If there’s one consistent strain in Dr. Oz’s trajectory, it’s his belief in the power and responsibility of individuals to take control of their health and well being. Strikingly, in his essay announcing his candidacy, Dr. Oz doesn’t speak of unity or community, as many politicians do. Instead he identifies himself as a doctor who is “trained to tell it like it is because you deserve to hear our best advice and make your own decisions.”
Perhaps it shouldn’t be surprising that this messianic diet guru would offer to cure us of all that ails us, physically and spiritually. The bigger question is why so many are ready to believe that organic, cold-pressed snake oil could stop us from aging, cure cancer, make us lose weight and end a pandemic?
There’s something deeply American in Dr. Oz’s quest to reach a higher state via the improvement of the body. Its roots can be found, arguably, in the spiritual strivings of the Transcendentalists, the group of 19th-century nature-obsessed New England philosophers.
Ralph Waldo Emerson’s notion of an “original relationship to the universe,” and his belief that there is a divine spirit in nature and in the human soul that does not require the doctrines and laws of organized Christianity, was radical in its time, but became foundational to the American concepts of individualism and self-reliance. These threads have been woven into everything from the prosperity gospel to my yoga teacher’s instructions to lift our arms over our heads and send our intentions “from Earth to sky through you.”
The same ideas, filtered through the 21st-century preoccupation with wellness, quickly arrives at the idea that we shortchange ourselves by accepting what we are told by society — by doctors, scientists or government health officials — if it contradicts our individual instincts or opinions.
It’s this American idea that health is a personal responsibility that gives rise to figures like Dr. Oz. In his individualist doctrine, when we get sick it’s generally at least partly our fault — there was probably a supplement we should have taken, a superfood we could have eaten more of or a junk food we should have eaten less of, a specialist we should have consulted.
This American predilection for individualism is itself a public health risk in a pandemic, Ed Yong has argued in The Atlantic — one that has led to bad policy that puts everyone, especially the most vulnerable people, at risk. When reducing the spread of an infectious disease requires collective and individual action, “no one’s health is fully in their own hands,” Mr. Yong explains.

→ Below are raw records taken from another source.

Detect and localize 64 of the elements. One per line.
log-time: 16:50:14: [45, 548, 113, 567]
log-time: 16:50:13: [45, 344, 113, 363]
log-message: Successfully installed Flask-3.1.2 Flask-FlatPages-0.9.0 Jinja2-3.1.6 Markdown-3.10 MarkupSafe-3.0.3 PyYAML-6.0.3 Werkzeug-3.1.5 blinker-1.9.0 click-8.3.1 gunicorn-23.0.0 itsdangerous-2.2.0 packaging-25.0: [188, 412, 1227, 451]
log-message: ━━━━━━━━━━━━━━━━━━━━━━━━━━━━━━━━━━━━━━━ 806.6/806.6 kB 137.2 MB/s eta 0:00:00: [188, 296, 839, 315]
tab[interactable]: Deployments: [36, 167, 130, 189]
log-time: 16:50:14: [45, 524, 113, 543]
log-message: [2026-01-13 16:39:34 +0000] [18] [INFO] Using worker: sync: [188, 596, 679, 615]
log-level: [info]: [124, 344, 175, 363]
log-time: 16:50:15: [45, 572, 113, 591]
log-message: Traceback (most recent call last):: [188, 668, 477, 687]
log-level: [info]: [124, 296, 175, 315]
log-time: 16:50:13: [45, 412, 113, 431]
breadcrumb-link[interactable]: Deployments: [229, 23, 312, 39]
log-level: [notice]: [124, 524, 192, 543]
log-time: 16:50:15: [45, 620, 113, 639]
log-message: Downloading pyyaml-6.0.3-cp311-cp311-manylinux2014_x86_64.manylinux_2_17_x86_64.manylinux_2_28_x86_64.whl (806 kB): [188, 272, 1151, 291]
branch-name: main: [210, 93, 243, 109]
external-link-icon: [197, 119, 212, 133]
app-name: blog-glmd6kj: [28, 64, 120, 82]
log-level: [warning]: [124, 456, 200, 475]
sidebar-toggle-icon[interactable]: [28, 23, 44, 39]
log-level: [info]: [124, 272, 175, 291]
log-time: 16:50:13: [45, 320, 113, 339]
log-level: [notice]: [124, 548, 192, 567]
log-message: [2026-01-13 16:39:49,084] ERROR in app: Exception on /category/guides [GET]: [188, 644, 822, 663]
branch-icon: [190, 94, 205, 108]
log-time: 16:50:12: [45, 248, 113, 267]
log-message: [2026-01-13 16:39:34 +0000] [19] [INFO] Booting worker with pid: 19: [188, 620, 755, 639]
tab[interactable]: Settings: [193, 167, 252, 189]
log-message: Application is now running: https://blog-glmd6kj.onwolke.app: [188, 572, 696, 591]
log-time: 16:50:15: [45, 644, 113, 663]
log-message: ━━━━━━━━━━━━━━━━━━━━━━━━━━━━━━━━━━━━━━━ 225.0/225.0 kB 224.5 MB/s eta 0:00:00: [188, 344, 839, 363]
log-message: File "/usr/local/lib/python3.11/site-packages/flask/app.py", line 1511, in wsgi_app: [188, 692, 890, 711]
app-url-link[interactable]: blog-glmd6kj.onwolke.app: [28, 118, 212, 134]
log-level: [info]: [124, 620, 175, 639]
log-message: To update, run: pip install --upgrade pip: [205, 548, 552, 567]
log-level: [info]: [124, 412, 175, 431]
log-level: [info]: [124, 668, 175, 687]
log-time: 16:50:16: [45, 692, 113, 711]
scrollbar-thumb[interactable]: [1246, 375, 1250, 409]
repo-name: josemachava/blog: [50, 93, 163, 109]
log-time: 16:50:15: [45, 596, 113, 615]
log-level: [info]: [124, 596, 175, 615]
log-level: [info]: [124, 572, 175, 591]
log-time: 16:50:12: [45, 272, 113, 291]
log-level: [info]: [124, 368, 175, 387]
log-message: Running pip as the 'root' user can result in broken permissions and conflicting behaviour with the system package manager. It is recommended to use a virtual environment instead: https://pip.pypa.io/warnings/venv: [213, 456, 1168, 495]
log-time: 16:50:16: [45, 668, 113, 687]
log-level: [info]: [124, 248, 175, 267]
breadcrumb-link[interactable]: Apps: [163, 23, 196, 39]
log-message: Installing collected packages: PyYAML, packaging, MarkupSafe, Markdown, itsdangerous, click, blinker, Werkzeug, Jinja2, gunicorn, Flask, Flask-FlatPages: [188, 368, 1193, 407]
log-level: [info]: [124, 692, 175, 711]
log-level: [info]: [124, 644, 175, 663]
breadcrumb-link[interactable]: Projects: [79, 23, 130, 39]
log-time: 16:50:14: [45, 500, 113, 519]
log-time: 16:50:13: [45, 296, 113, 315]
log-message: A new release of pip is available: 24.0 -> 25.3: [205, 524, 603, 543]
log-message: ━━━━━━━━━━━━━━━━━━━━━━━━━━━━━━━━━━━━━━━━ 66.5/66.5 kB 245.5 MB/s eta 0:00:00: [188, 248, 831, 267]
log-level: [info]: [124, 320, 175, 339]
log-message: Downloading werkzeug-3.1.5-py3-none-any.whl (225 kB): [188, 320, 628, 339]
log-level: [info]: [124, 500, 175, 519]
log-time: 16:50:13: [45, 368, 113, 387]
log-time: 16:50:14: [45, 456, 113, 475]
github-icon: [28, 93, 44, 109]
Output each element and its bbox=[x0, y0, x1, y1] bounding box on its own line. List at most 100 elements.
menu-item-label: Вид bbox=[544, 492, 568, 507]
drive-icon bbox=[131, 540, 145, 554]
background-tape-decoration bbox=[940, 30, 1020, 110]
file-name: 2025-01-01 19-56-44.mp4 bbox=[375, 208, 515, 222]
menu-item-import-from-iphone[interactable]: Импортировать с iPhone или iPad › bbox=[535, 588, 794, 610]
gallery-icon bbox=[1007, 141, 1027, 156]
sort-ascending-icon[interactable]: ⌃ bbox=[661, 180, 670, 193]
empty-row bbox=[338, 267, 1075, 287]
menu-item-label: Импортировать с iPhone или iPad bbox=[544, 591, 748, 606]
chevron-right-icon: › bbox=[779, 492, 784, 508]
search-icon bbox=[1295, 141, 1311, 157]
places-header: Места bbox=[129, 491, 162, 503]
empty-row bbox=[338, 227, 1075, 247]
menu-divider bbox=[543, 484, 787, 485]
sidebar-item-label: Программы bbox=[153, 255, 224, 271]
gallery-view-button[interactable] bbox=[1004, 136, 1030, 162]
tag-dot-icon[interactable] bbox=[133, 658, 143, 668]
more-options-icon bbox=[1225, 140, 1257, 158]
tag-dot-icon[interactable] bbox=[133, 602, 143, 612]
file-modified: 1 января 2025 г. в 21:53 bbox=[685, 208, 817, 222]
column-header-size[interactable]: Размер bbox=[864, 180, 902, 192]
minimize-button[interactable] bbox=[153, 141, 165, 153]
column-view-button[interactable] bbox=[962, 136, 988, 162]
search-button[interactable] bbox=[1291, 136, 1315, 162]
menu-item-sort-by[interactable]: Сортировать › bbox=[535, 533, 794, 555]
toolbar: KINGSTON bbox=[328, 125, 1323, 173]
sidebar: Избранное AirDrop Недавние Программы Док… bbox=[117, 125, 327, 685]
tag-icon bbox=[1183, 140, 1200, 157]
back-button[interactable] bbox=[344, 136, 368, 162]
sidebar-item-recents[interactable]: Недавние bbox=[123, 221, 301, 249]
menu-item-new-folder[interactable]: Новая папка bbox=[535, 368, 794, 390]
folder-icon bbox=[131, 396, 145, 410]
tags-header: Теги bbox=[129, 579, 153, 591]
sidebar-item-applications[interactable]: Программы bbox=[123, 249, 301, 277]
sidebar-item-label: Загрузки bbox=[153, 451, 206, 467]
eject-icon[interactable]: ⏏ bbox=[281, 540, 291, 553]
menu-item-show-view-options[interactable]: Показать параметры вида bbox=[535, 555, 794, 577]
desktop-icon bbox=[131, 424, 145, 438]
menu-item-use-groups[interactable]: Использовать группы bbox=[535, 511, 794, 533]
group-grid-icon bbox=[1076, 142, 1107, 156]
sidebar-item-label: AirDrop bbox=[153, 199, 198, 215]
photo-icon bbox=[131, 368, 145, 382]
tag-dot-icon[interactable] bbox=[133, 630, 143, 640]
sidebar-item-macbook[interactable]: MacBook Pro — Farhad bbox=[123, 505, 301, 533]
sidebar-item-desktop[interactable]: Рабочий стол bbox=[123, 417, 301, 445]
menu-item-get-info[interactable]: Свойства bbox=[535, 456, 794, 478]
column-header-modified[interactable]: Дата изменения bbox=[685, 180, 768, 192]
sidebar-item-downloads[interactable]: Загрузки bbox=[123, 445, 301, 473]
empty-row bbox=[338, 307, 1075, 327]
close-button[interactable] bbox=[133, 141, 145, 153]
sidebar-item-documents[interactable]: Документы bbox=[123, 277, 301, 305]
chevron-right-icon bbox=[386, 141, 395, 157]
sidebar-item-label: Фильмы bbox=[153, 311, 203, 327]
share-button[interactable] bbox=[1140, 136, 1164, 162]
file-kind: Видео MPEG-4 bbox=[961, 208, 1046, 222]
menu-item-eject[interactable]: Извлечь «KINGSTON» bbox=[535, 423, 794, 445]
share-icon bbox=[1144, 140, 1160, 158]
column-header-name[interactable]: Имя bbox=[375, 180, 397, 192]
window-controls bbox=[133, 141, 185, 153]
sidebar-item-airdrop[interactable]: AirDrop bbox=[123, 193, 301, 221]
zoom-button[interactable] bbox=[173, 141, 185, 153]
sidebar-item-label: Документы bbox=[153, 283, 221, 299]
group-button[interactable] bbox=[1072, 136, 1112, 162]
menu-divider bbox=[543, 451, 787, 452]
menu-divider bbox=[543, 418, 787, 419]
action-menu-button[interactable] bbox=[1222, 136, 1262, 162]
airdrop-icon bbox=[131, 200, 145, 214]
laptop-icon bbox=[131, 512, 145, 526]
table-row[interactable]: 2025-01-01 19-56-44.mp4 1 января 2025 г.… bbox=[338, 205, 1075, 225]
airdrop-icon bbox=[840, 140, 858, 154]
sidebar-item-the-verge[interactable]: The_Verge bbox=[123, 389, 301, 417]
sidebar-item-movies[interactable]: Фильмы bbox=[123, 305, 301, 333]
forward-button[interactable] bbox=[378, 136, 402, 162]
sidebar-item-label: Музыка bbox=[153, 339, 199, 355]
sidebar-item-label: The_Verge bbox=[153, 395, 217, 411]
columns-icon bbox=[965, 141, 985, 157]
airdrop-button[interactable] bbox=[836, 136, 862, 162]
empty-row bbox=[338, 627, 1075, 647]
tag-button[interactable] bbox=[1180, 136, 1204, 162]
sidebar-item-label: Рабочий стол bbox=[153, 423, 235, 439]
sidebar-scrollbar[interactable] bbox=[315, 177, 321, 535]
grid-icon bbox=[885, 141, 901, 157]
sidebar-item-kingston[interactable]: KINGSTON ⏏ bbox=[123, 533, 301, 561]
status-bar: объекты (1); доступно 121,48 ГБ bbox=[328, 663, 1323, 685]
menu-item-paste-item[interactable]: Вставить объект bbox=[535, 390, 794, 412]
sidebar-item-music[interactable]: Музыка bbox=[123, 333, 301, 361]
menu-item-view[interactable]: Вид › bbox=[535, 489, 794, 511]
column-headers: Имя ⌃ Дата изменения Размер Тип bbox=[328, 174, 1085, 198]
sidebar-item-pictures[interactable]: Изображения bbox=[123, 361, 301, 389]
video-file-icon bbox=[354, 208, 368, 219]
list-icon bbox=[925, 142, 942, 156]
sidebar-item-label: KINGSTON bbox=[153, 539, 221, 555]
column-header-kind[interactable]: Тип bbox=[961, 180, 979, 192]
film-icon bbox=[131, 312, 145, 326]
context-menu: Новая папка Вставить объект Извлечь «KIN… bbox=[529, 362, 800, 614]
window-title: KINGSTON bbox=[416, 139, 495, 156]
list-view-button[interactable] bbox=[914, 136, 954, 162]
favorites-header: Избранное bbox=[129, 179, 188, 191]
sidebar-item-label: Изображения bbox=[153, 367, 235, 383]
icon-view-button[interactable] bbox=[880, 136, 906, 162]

And yet the idea that your health is in your own hands is key to Dr. Oz’s worldview. Despite what appears to be an earnest desire to help people, “The Dr. Oz Show” is not a public health effort. It’s a business. And by recommending products and services, Dr. Oz offers us opportunities to buy things — a very American way to feel empowered. He helps us find the perfect alchemy of diet, exercise and açaí berries to keep us spry, thin, and disease-free forever, as long as we can pay for it all out of pocket. In our individualist, consumerist society, wealth is health.
This perhaps is the deeper, more primal appeal of what Dr. Oz is selling — the idea that if we can find the right guru, buy the right products and strive hard enough to manifest our best selves, we might just cheat death.
Which of course we can’t. In this moment, when so much hangs in the balance, it’s a dangerous delusion.
Annaliese Griffin is a journalist who covers culture, lifestyle and health.